Quite a while back, I suggested that a better use for HOV lanes would be to charge money for their use, thereby creating a new revenue stream to increase future freeway capacity and beginning to experiment with peak pricing.

Several years ago, I sent in a proposal to the Arizona
Dept. of Transportation for their new HOV lanes in the Phoenix area,
though I never got a response back.  I suggested that HOV lanes
probably did not really increase carpooling, since they probably just
shifted vehicles that would have already been carrying 2+ people into
the faster lane.  Why should I get this artificial subsidy of a
dedicated lane when I am driving my kid to a soccer game but not when I
am driving myself to do productive work?  Either way, the lane is not
changing my behavior.

Anyway, I suggested that instead, AZ DOT should create a
number of special passes for exclusive use of the HOV lane.  The number
of passes should be set as the largest number that could be issued
while keeping the HOV lane moving at the speed limit at rush hour.
Maybe 5000?  Anyway, they would have the stats to set the number, and
it could be adjusted over time.  I proposed that they then auction off
these passes in a dutch auction once a year.  I posited that the
clearing price might be as high as $1000, thus raising $5,000,000 a
year that could be used for other transportation projects.

I suggested that $1000 as the clearing price might be low.  For some workers and businesses, 20 saves minutes a day might be worth thousands of dollars a year.  Some wealthy people would buy it just because they can, or as a status symbol.  I observed that many people were buying hybrids in Washington DC solely so they could use the HOV lane, putting a price of at least $5000 (based on the hybrid's price premium over similar non-hybrids) on HOV lane use.  In this example, I posited an annual pass, rather than a toll, solely because we have not toll roads here and no infrastructure at all to support tolls and a customer based unused to paying them.

Apparently, Lynn Kiesling, the DC/Northern Virginia area may soon experiment with exactly this concept, charging a congestion-variable price for HOV lane use while giving a discount to carpools.  Apparently the idea already is in use in SoCal.

  • Max Lybbert

    I remember when FasTrac(?) was introduced in Southern California. IIRC, there isn't a Dutch auction, just a set price to pay for the electronic device that permits you to ue the toll lanes. Then, if you're car is loaded enough, you can use the lanes for free. Otherwise you pay a toll that is calculated at different time of day to be higher than most people would want to pay, specifically to keep the lanes pretty clear of traffic.

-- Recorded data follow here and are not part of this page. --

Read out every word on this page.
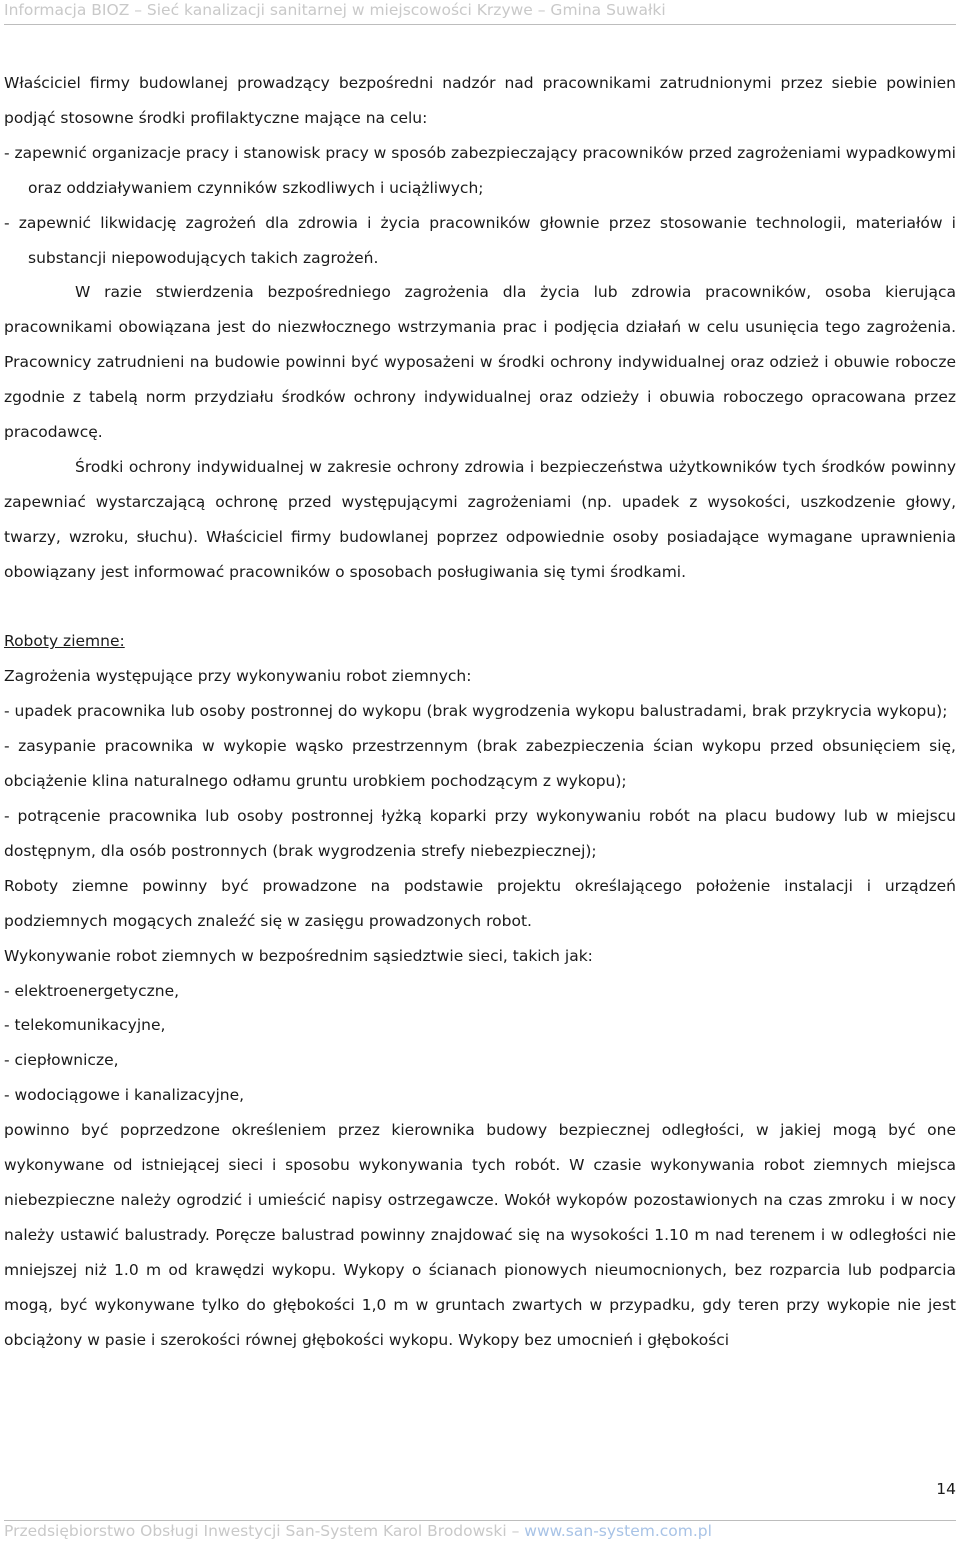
Informacja BIOZ – Sieć kanalizacji sanitarnej w miejscowości Krzywe – Gmina Suwałki

Właściciel firmy budowlanej prowadzący bezpośredni nadzór nad pracownikami zatrudnionymi przez siebie powinien podjąć stosowne środki profilaktyczne mające na celu:

- zapewnić organizacje pracy i stanowisk pracy w sposób zabezpieczający pracowników przed zagrożeniami wypadkowymi oraz oddziaływaniem czynników szkodliwych i uciążliwych;

- zapewnić likwidację zagrożeń dla zdrowia i życia pracowników głownie przez stosowanie technologii, materiałów i substancji niepowodujących takich zagrożeń.

W razie stwierdzenia bezpośredniego zagrożenia dla życia lub zdrowia pracowników, osoba kierująca pracownikami obowiązana jest do niezwłocznego wstrzymania prac i podjęcia działań w celu usunięcia tego zagrożenia. Pracownicy zatrudnieni na budowie powinni być wyposażeni w środki ochrony indywidualnej oraz odzież i obuwie robocze zgodnie z tabelą norm przydziału środków ochrony indywidualnej oraz odzieży i obuwia roboczego opracowana przez pracodawcę.

Środki ochrony indywidualnej w zakresie ochrony zdrowia i bezpieczeństwa użytkowników tych środków powinny zapewniać wystarczającą ochronę przed występującymi zagrożeniami (np. upadek z wysokości, uszkodzenie głowy, twarzy, wzroku, słuchu). Właściciel firmy budowlanej poprzez odpowiednie osoby posiadające wymagane uprawnienia obowiązany jest informować pracowników o sposobach posługiwania się tymi środkami.

Roboty ziemne:

Zagrożenia występujące przy wykonywaniu robot ziemnych:

- upadek pracownika lub osoby postronnej do wykopu (brak wygrodzenia wykopu balustradami, brak przykrycia wykopu);

- zasypanie pracownika w wykopie wąsko przestrzennym (brak zabezpieczenia ścian wykopu przed obsunięciem się, obciążenie klina naturalnego odłamu gruntu urobkiem pochodzącym z wykopu);

- potrącenie pracownika lub osoby postronnej łyżką koparki przy wykonywaniu robót na placu budowy lub w miejscu dostępnym, dla osób postronnych (brak wygrodzenia strefy niebezpiecznej);

Roboty ziemne powinny być prowadzone na podstawie projektu określającego położenie instalacji i urządzeń podziemnych mogących znaleźć się w zasięgu prowadzonych robot.

Wykonywanie robot ziemnych w bezpośrednim sąsiedztwie sieci, takich jak:

- elektroenergetyczne,

- telekomunikacyjne,

- ciepłownicze,

- wodociągowe i kanalizacyjne,

powinno być poprzedzone określeniem przez kierownika budowy bezpiecznej odległości, w jakiej mogą być one wykonywane od istniejącej sieci i sposobu wykonywania tych robót. W czasie wykonywania robot ziemnych miejsca niebezpieczne należy ogrodzić i umieścić napisy ostrzegawcze. Wokół wykopów pozostawionych na czas zmroku i w nocy należy ustawić balustrady. Poręcze balustrad powinny znajdować się na wysokości 1.10 m nad terenem i w odległości nie mniejszej niż 1.0 m od krawędzi wykopu. Wykopy o ścianach pionowych nieumocnionych, bez rozparcia lub podparcia mogą, być wykonywane tylko do głębokości 1,0 m w gruntach zwartych w przypadku, gdy teren przy wykopie nie jest obciążony w pasie i szerokości równej głębokości wykopu. Wykopy bez umocnień i głębokości

14
Przedsiębiorstwo Obsługi Inwestycji San-System Karol Brodowski – www.san-system.com.pl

    It appears to work. Unfortunately for me, I've never been in the targetted market (i.e., I'm not one of those people able to pay for a faster ride). Of course, the state continues to tell everybody, "by moving those guys into the other lanes, it makes your commute faster too."

    I support the idea, even if I don't get a faster commute. OTOH, in California, some people consider it a handout to the rich, even though the rich have to pay for it.

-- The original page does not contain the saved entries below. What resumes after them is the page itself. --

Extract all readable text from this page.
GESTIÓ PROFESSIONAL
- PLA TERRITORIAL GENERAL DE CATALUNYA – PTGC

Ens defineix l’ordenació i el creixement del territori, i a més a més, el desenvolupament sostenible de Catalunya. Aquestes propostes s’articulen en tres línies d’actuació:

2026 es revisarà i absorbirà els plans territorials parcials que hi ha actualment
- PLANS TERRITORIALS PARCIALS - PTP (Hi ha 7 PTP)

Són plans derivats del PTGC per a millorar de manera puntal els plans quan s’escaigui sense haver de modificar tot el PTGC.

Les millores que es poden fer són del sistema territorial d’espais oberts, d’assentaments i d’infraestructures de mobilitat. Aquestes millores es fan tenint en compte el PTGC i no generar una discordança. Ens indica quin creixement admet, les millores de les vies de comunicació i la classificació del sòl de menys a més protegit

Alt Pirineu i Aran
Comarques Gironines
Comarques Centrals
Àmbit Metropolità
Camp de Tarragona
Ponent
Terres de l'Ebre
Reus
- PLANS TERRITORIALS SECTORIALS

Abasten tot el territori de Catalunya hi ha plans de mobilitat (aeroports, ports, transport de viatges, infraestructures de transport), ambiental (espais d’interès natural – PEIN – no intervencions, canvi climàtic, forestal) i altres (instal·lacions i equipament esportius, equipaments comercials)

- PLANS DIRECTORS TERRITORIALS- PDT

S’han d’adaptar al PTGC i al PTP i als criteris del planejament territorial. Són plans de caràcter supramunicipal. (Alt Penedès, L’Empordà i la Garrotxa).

    Only in California can people get away with talking about an expensive handout to the rich.

  • Doug

    Also interesting is that the construction of the toll lanes is being paid for by a private company, in exchange for a portion of toll revenue. No tax dollars at work!

  • Jonathan

    If pricing works for one class of asset (HOV-lane access) why not apply it to others (the entire road)? A problem with using formal auctions to ration HOV-lane access is that people whose time is on average worth less than that of the successful bidders in the HOV-lane-access auction are still stuck waiting. Sure, they benefit to some degree as HOV-lane use increases, but there is still going to be congestion because most of the road isn't priced. Another problem with pricing schemes like yours is that they rely on long-term subscriptions that are inherently unable to handle varying marginal costs optimally. Obviously the marginal costs and benefits of road usage for different users vary by time and occasion. For example, there are times when people who would usually pay little for road access are willing to pay much more.

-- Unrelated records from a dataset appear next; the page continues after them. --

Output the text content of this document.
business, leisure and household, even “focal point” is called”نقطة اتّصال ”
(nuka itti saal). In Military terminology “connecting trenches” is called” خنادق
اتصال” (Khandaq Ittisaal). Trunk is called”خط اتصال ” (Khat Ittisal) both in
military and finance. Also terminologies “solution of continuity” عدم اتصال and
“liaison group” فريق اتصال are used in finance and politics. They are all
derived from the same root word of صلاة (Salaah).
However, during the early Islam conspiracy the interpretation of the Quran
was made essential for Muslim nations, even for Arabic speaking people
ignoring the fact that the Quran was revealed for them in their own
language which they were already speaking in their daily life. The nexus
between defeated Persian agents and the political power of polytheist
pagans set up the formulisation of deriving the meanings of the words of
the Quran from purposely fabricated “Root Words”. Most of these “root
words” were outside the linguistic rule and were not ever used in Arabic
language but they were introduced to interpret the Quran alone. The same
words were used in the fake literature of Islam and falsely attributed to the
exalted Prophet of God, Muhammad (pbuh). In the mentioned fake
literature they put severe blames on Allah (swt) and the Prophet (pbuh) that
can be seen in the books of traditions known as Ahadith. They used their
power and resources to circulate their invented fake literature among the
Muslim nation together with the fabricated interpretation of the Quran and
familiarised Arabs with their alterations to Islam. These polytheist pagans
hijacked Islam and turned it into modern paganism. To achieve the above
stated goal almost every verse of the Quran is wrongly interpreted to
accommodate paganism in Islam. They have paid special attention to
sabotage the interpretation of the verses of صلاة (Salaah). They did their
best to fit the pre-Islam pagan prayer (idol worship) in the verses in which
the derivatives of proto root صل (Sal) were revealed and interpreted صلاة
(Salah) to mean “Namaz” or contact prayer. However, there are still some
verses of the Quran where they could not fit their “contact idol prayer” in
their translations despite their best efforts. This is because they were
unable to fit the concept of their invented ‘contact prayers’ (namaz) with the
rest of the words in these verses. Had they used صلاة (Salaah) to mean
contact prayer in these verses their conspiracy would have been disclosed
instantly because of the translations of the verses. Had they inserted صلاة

    Perhaps a better system would price by lane no matter who is driving. This could probably be arranged with transponders, and prices could be set automatically via algorithms based on traffic speed and cars per lane per unit of distance. Motorists would get current prices from electronic billboards and could adjust their behavior accordingly.

    In any event, my hunch is that the HOV model is not well suited to modern road-pricing schemes and might be better abandoned. Of course, getting transportation bureaucrats to do that is another issue.